Democrats, including presidential candidate Sen. John Kerry of Massachusetts, have demanded Rumsfeld's resignation following disclosures that Iraqi soldiers were mistreated in Iraqi prisons run by the U.S. occupying coalition.
The Washington Post newspaper said in its Sunday edition the Bush administration was reviewing hundreds of additional photographs of abuse of prisoners in Iraq, which a Pentagon official was quoted as calling "horrible."
The controversy over treatment of Iraqi prisoners erupted after CBS television showed photographs of the abuse.
President Bush said he had admonished Rumsfeld last week over his initial handling of the controversy, a rare public White House reference to a rebuke. But he said later Rumsfeld would remain in the cabinet.
National security adviser Condoleezza Rice was quoted in the Post as saying, shortly after speaking to Bush, that Rumsfeld will continue to have the president's support. "He has the strongest possible support here in the White House," Rice said.
Some analysts have said Rumsfeld's future could hang on the impact of the additional photographs of prisoner abuse, which Rumsfeld told Congress on Friday could further damage the United States.
The Washington Post said administration officials had been reviewing the additional photos. The newspaper quoted a Pentagon official as saying the images, including some digital video files, depicted "live-action abuse."
The paper said some White House officials were pushing for immediate release of the photos, while the Pentagon was instead considering offering viewings to Congress instead of widespread release.
In congressional testimony on Friday, Rumsfeld said he took responsibility for mistreatment and offered an apology to the victims. He said he would not resign to satisfy political enemies, but would step down if he could no longer be effective.

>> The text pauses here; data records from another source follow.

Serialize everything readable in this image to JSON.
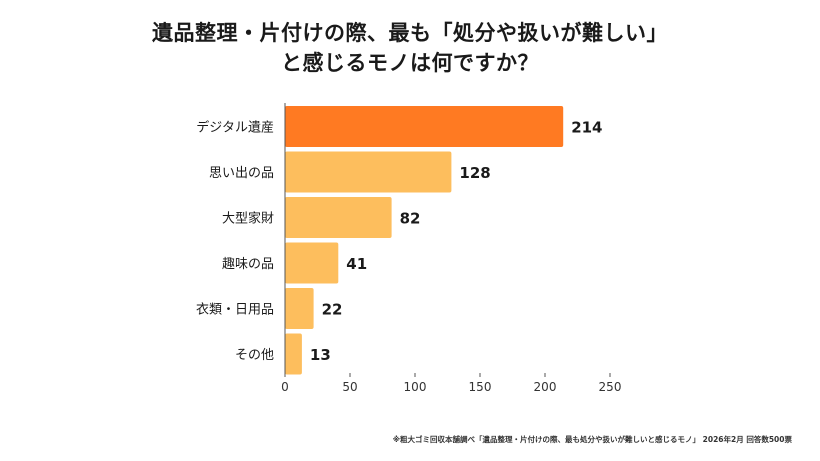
{
  "title_lines": [
    "遺品整理・片付けの際、最も「処分や扱いが難しい」",
    "と感じるモノは何ですか？"
  ],
  "footnote": "※粗大ゴミ回収本舗調べ「遺品整理・片付けの際、最も処分や扱いが難しいと感じるモノ」 2026年2月 回答数500票",
  "colors": {
    "highlight": "#FF7A22",
    "bar": "#FDBE5D",
    "axis": "#555555",
    "text": "#1a1a1a"
  },
  "chart_data": {
    "type": "bar",
    "orientation": "horizontal",
    "categories": [
      "デジタル遺産",
      "思い出の品",
      "大型家財",
      "趣味の品",
      "衣類・日用品",
      "その他"
    ],
    "values": [
      214,
      128,
      82,
      41,
      22,
      13
    ],
    "value_labels": [
      "214",
      "128",
      "82",
      "41",
      "22",
      "13"
    ],
    "highlight_index": 0,
    "xlim": [
      0,
      250
    ],
    "xticks": [
      0,
      50,
      100,
      150,
      200,
      250
    ],
    "grid": false
  }
}
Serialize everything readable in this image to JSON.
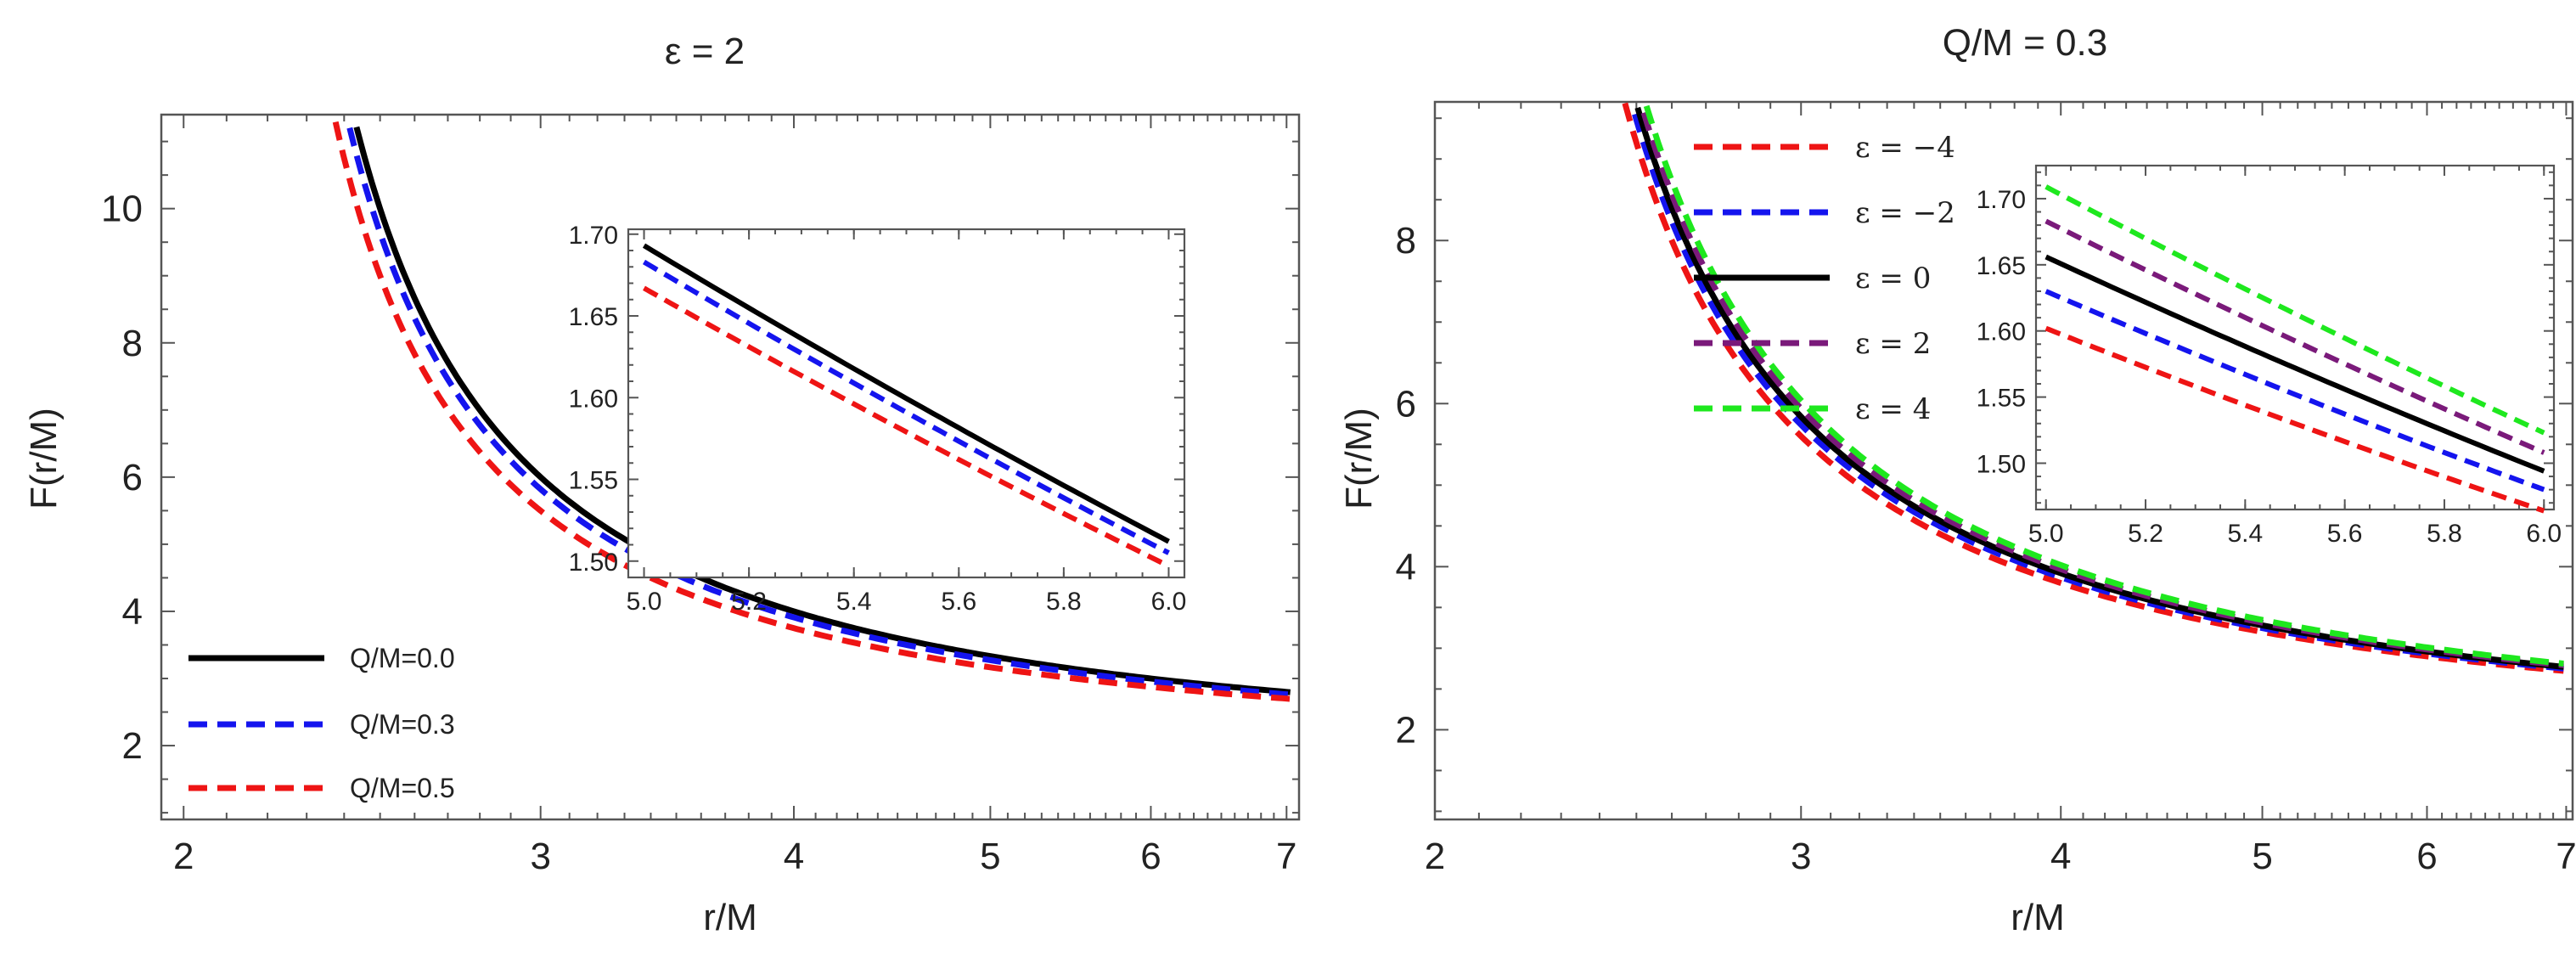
{
  "chart_data": [
    {
      "type": "line",
      "title": "ε = 2",
      "xlabel": "r/M",
      "ylabel": "F(r/M)",
      "xscale": "log",
      "xlim": [
        1.95,
        7.1
      ],
      "ylim": [
        0.9,
        11.4
      ],
      "xticks": [
        2,
        3,
        4,
        5,
        6,
        7
      ],
      "yticks": [
        2,
        4,
        6,
        8,
        10
      ],
      "legend_position": "bottom-left",
      "series": [
        {
          "name": "Q/M=0.0",
          "color": "#000000",
          "dash": "solid",
          "x_start": 2.26,
          "params": {
            "a": 2.0,
            "c": 0.0
          }
        },
        {
          "name": "Q/M=0.3",
          "color": "#1414ee",
          "dash": "dashed",
          "x_start": 2.22,
          "params": {
            "a": 1.91,
            "c": 0.09
          }
        },
        {
          "name": "Q/M=0.5",
          "color": "#ee1414",
          "dash": "dashed",
          "x_start": 2.15,
          "params": {
            "a": 1.75,
            "c": 0.25
          }
        }
      ],
      "inset": {
        "xlim": [
          4.97,
          6.03
        ],
        "ylim": [
          1.49,
          1.703
        ],
        "xticks": [
          "5.0",
          "5.2",
          "5.4",
          "5.6",
          "5.8",
          "6.0"
        ],
        "yticks": [
          "1.50",
          "1.55",
          "1.60",
          "1.65",
          "1.70"
        ],
        "series": [
          {
            "name": "Q/M=0.0",
            "y_start": 1.693,
            "y_end": 1.512
          },
          {
            "name": "Q/M=0.3",
            "y_start": 1.683,
            "y_end": 1.505
          },
          {
            "name": "Q/M=0.5",
            "y_start": 1.667,
            "y_end": 1.497
          }
        ]
      }
    },
    {
      "type": "line",
      "title": "Q/M = 0.3",
      "xlabel": "r/M",
      "ylabel": "F(r/M)",
      "xscale": "log",
      "xlim": [
        2.0,
        7.05
      ],
      "ylim": [
        0.9,
        9.7
      ],
      "xticks": [
        2,
        3,
        4,
        5,
        6,
        7
      ],
      "yticks": [
        2,
        4,
        6,
        8
      ],
      "legend_position": "top-left",
      "series": [
        {
          "name": "ε = −4",
          "color": "#ee1414",
          "dash": "dashed",
          "x_start": 2.1,
          "params": {
            "a": 1.8,
            "c": 0.2
          }
        },
        {
          "name": "ε = −2",
          "color": "#1414ee",
          "dash": "dashed",
          "x_start": 2.16,
          "params": {
            "a": 1.87,
            "c": 0.13
          }
        },
        {
          "name": "ε = 0",
          "color": "#000000",
          "dash": "solid",
          "x_start": 2.19,
          "params": {
            "a": 1.92,
            "c": 0.08
          }
        },
        {
          "name": "ε = 2",
          "color": "#7a1a7a",
          "dash": "dashed",
          "x_start": 2.24,
          "params": {
            "a": 1.97,
            "c": 0.03
          }
        },
        {
          "name": "ε = 4",
          "color": "#1ee81e",
          "dash": "dashed",
          "x_start": 2.28,
          "params": {
            "a": 2.02,
            "c": -0.02
          }
        }
      ],
      "inset": {
        "xlim": [
          4.98,
          6.02
        ],
        "ylim": [
          1.465,
          1.725
        ],
        "xticks": [
          "5.0",
          "5.2",
          "5.4",
          "5.6",
          "5.8",
          "6.0"
        ],
        "yticks": [
          "1.50",
          "1.55",
          "1.60",
          "1.65",
          "1.70"
        ],
        "series": [
          {
            "name": "ε = −4",
            "y_start": 1.602,
            "y_end": 1.464
          },
          {
            "name": "ε = −2",
            "y_start": 1.63,
            "y_end": 1.48
          },
          {
            "name": "ε = 0",
            "y_start": 1.656,
            "y_end": 1.494
          },
          {
            "name": "ε = 2",
            "y_start": 1.683,
            "y_end": 1.508
          },
          {
            "name": "ε = 4",
            "y_start": 1.709,
            "y_end": 1.523
          }
        ]
      }
    }
  ]
}
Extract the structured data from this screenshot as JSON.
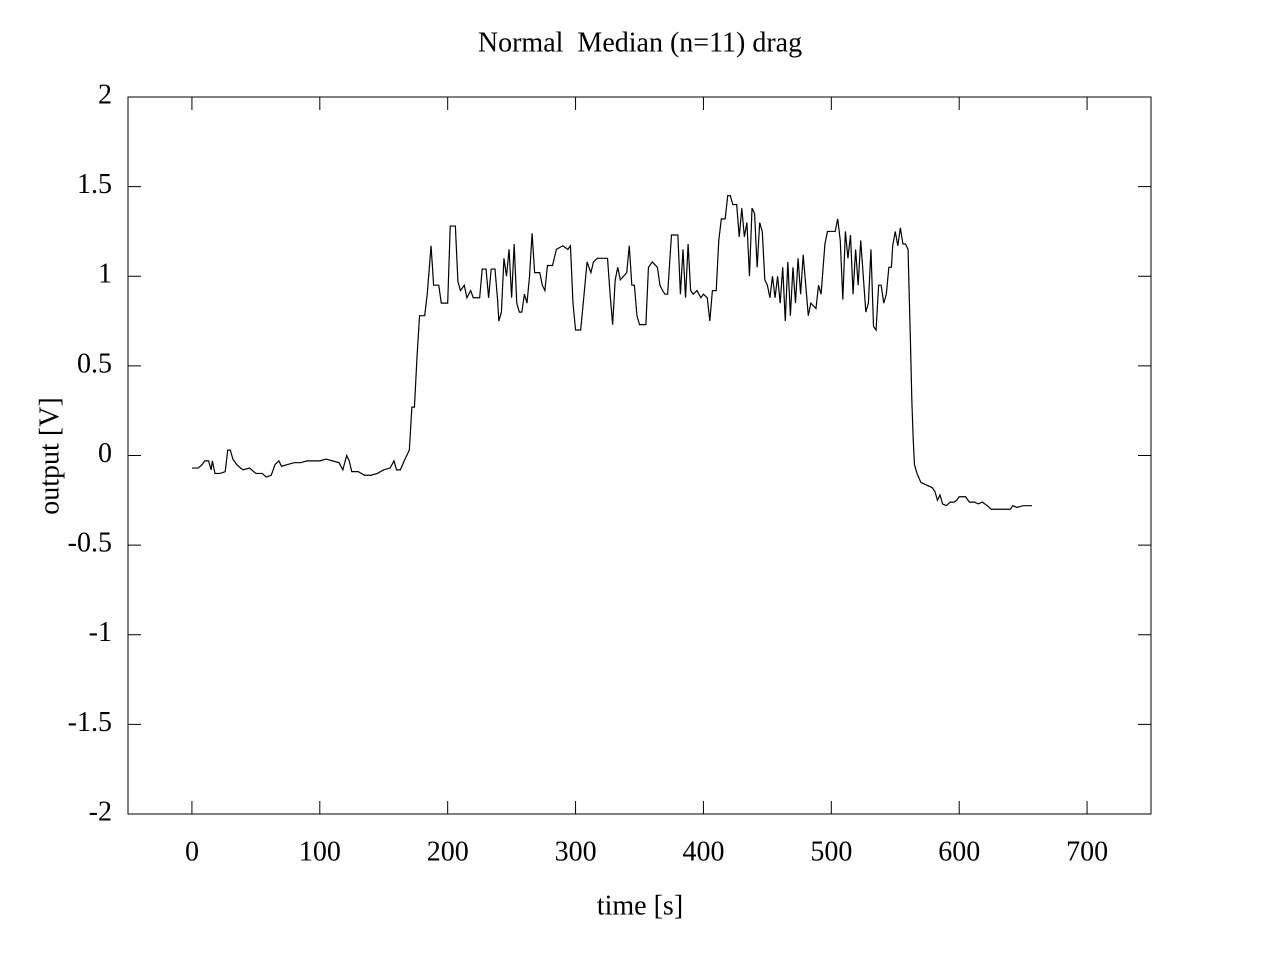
{
  "chart_data": {
    "type": "line",
    "title": "Normal  Median (n=11) drag",
    "x_label": "time [s]",
    "y_label": "output [V]",
    "color": "#000000",
    "xlim": [
      -50,
      750
    ],
    "ylim": [
      -2,
      2
    ],
    "xticks": [
      0,
      100,
      200,
      300,
      400,
      500,
      600,
      700
    ],
    "yticks": [
      -2,
      -1.5,
      -1,
      -0.5,
      0,
      0.5,
      1,
      1.5,
      2
    ],
    "x": [
      0,
      5,
      8,
      10,
      13,
      15,
      16,
      18,
      22,
      26,
      28,
      30,
      32,
      35,
      38,
      40,
      45,
      50,
      55,
      58,
      62,
      65,
      68,
      70,
      75,
      80,
      85,
      90,
      95,
      100,
      105,
      110,
      115,
      118,
      121,
      123,
      125,
      130,
      135,
      140,
      145,
      150,
      155,
      158,
      160,
      163,
      166,
      168,
      170,
      172,
      174,
      176,
      178,
      182,
      184,
      187,
      189,
      193,
      195,
      200,
      202,
      206,
      208,
      210,
      213,
      215,
      218,
      220,
      225,
      227,
      230,
      232,
      234,
      237,
      239,
      240,
      242,
      244,
      246,
      248,
      250,
      252,
      254,
      256,
      258,
      260,
      262,
      264,
      266,
      268,
      272,
      274,
      276,
      278,
      282,
      285,
      290,
      294,
      296,
      298,
      300,
      304,
      306,
      309,
      312,
      314,
      317,
      325,
      327,
      329,
      331,
      333,
      335,
      340,
      342,
      344,
      346,
      348,
      350,
      355,
      357,
      360,
      364,
      366,
      368,
      370,
      372,
      375,
      380,
      382,
      384,
      386,
      388,
      390,
      392,
      395,
      398,
      400,
      403,
      405,
      407,
      410,
      412,
      414,
      417,
      419,
      421,
      423,
      426,
      428,
      430,
      432,
      434,
      436,
      438,
      440,
      442,
      444,
      446,
      448,
      450,
      452,
      454,
      456,
      458,
      460,
      462,
      464,
      466,
      468,
      470,
      472,
      474,
      476,
      478,
      480,
      482,
      484,
      488,
      490,
      492,
      495,
      497,
      503,
      505,
      507,
      509,
      511,
      513,
      515,
      517,
      519,
      521,
      523,
      525,
      527,
      529,
      531,
      533,
      535,
      537,
      539,
      541,
      543,
      545,
      547,
      548,
      550,
      552,
      554,
      556,
      558,
      560,
      562,
      563,
      564,
      565,
      567,
      570,
      573,
      576,
      579,
      581,
      583,
      585,
      587,
      590,
      593,
      596,
      598,
      600,
      605,
      608,
      612,
      615,
      618,
      622,
      625,
      630,
      635,
      640,
      642,
      645,
      650,
      655,
      657
    ],
    "values": [
      -0.07,
      -0.07,
      -0.05,
      -0.03,
      -0.03,
      -0.08,
      -0.03,
      -0.1,
      -0.1,
      -0.09,
      0.03,
      0.03,
      -0.02,
      -0.05,
      -0.07,
      -0.08,
      -0.07,
      -0.1,
      -0.1,
      -0.12,
      -0.11,
      -0.05,
      -0.03,
      -0.06,
      -0.05,
      -0.04,
      -0.04,
      -0.03,
      -0.03,
      -0.03,
      -0.02,
      -0.03,
      -0.04,
      -0.08,
      0.0,
      -0.03,
      -0.09,
      -0.09,
      -0.11,
      -0.11,
      -0.1,
      -0.08,
      -0.07,
      -0.03,
      -0.08,
      -0.08,
      -0.03,
      0.0,
      0.03,
      0.27,
      0.27,
      0.55,
      0.78,
      0.78,
      0.9,
      1.17,
      0.95,
      0.95,
      0.85,
      0.85,
      1.28,
      1.28,
      0.97,
      0.92,
      0.95,
      0.88,
      0.92,
      0.88,
      0.88,
      1.04,
      1.04,
      0.88,
      1.04,
      1.04,
      0.87,
      0.75,
      0.8,
      1.1,
      1.0,
      1.15,
      0.88,
      1.18,
      0.85,
      0.8,
      0.8,
      0.9,
      0.85,
      1.0,
      1.24,
      1.02,
      1.02,
      0.95,
      0.92,
      1.06,
      1.06,
      1.15,
      1.17,
      1.15,
      1.17,
      0.85,
      0.7,
      0.7,
      0.85,
      1.08,
      1.02,
      1.08,
      1.1,
      1.1,
      0.9,
      0.73,
      0.98,
      1.05,
      0.98,
      1.02,
      1.17,
      0.95,
      0.95,
      0.78,
      0.73,
      0.73,
      1.05,
      1.08,
      1.05,
      0.95,
      0.92,
      0.9,
      0.9,
      1.23,
      1.23,
      0.9,
      1.15,
      0.88,
      1.18,
      0.92,
      0.9,
      0.92,
      0.88,
      0.9,
      0.88,
      0.75,
      0.92,
      0.92,
      1.2,
      1.32,
      1.32,
      1.45,
      1.45,
      1.4,
      1.4,
      1.22,
      1.38,
      1.22,
      1.3,
      1.0,
      1.38,
      1.35,
      1.05,
      1.3,
      1.25,
      0.98,
      0.95,
      0.88,
      1.0,
      0.88,
      1.0,
      0.85,
      1.05,
      0.75,
      1.08,
      0.78,
      1.05,
      0.85,
      1.1,
      0.9,
      1.12,
      0.95,
      0.78,
      0.85,
      0.82,
      0.95,
      0.9,
      1.18,
      1.25,
      1.25,
      1.32,
      1.2,
      0.87,
      1.25,
      1.1,
      1.23,
      0.9,
      1.15,
      0.95,
      1.2,
      1.0,
      0.8,
      0.85,
      1.15,
      0.72,
      0.7,
      0.95,
      0.95,
      0.85,
      0.9,
      1.05,
      1.05,
      1.17,
      1.25,
      1.17,
      1.27,
      1.18,
      1.18,
      1.15,
      0.6,
      0.3,
      0.1,
      -0.05,
      -0.1,
      -0.15,
      -0.16,
      -0.17,
      -0.18,
      -0.2,
      -0.25,
      -0.22,
      -0.27,
      -0.28,
      -0.26,
      -0.26,
      -0.25,
      -0.23,
      -0.23,
      -0.26,
      -0.26,
      -0.27,
      -0.26,
      -0.28,
      -0.3,
      -0.3,
      -0.3,
      -0.3,
      -0.28,
      -0.29,
      -0.28,
      -0.28,
      -0.28
    ]
  }
}
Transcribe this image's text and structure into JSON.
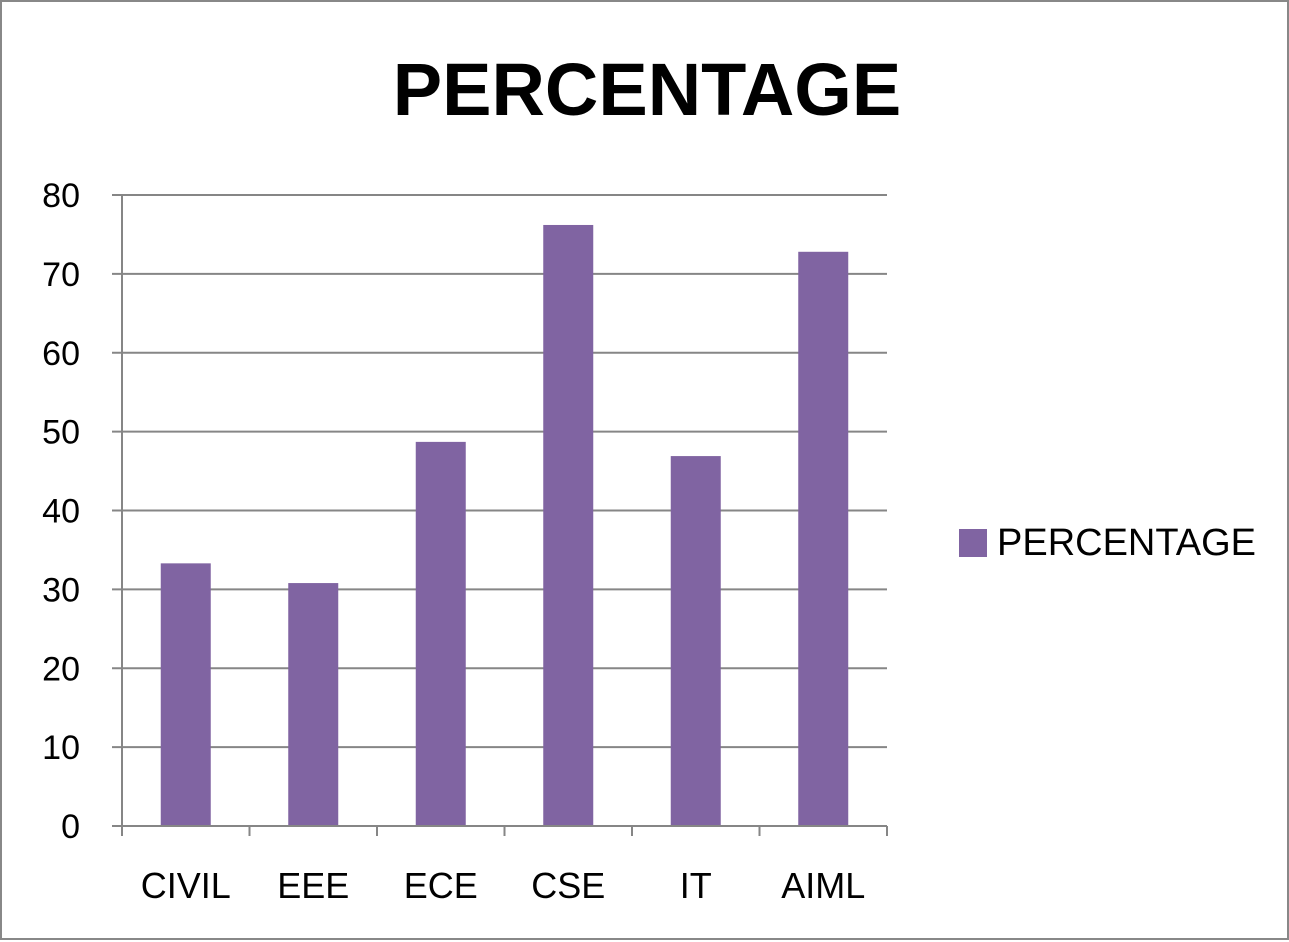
{
  "chart_data": {
    "type": "bar",
    "title": "PERCENTAGE",
    "categories": [
      "CIVIL",
      "EEE",
      "ECE",
      "CSE",
      "IT",
      "AIML"
    ],
    "series": [
      {
        "name": "PERCENTAGE",
        "values": [
          33.3,
          30.8,
          48.7,
          76.2,
          46.9,
          72.8
        ]
      }
    ],
    "xlabel": "",
    "ylabel": "",
    "ylim": [
      0,
      80
    ],
    "yticks": [
      0,
      10,
      20,
      30,
      40,
      50,
      60,
      70,
      80
    ],
    "grid": true,
    "legend_position": "right",
    "colors": {
      "bar": "#8064A2",
      "grid": "#868686",
      "axis": "#868686"
    }
  }
}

Some Republican lawmakers have also been skeptical of Rumsfeld's performance but have stopped short of urging his resignation.
Cheney spokesman Kevin Kellems, a former aide to Rumsfeld, said the American public supports the defense secretary. Rumsfeld's feisty demeanor in Pentagon press briefings since the Sept. 11, 2001, attacks has gained him a high public profile.
"Americans want to keep Rumsfeld on the job. Why? Because the guy in the glasses they see on TV is the guy who is protecting them by going after the terrorists. That's who he is to the average American. That's the place he's earned since 9/11," Kellems said.
A Washington Post/ABC News poll taken last week, before Rumsfeld's appearance before Congress, said seven in 10 Americans believed Rumsfeld should not quit.
Cheney served as defense secretary in the 1991 Gulf War. He was also a deputy and successor to Rumsfeld as White House chief of staff under former President Gerald Ford. He and Rumsfeld were leading advocates in the Bush administration of last year's invasion of Iraq.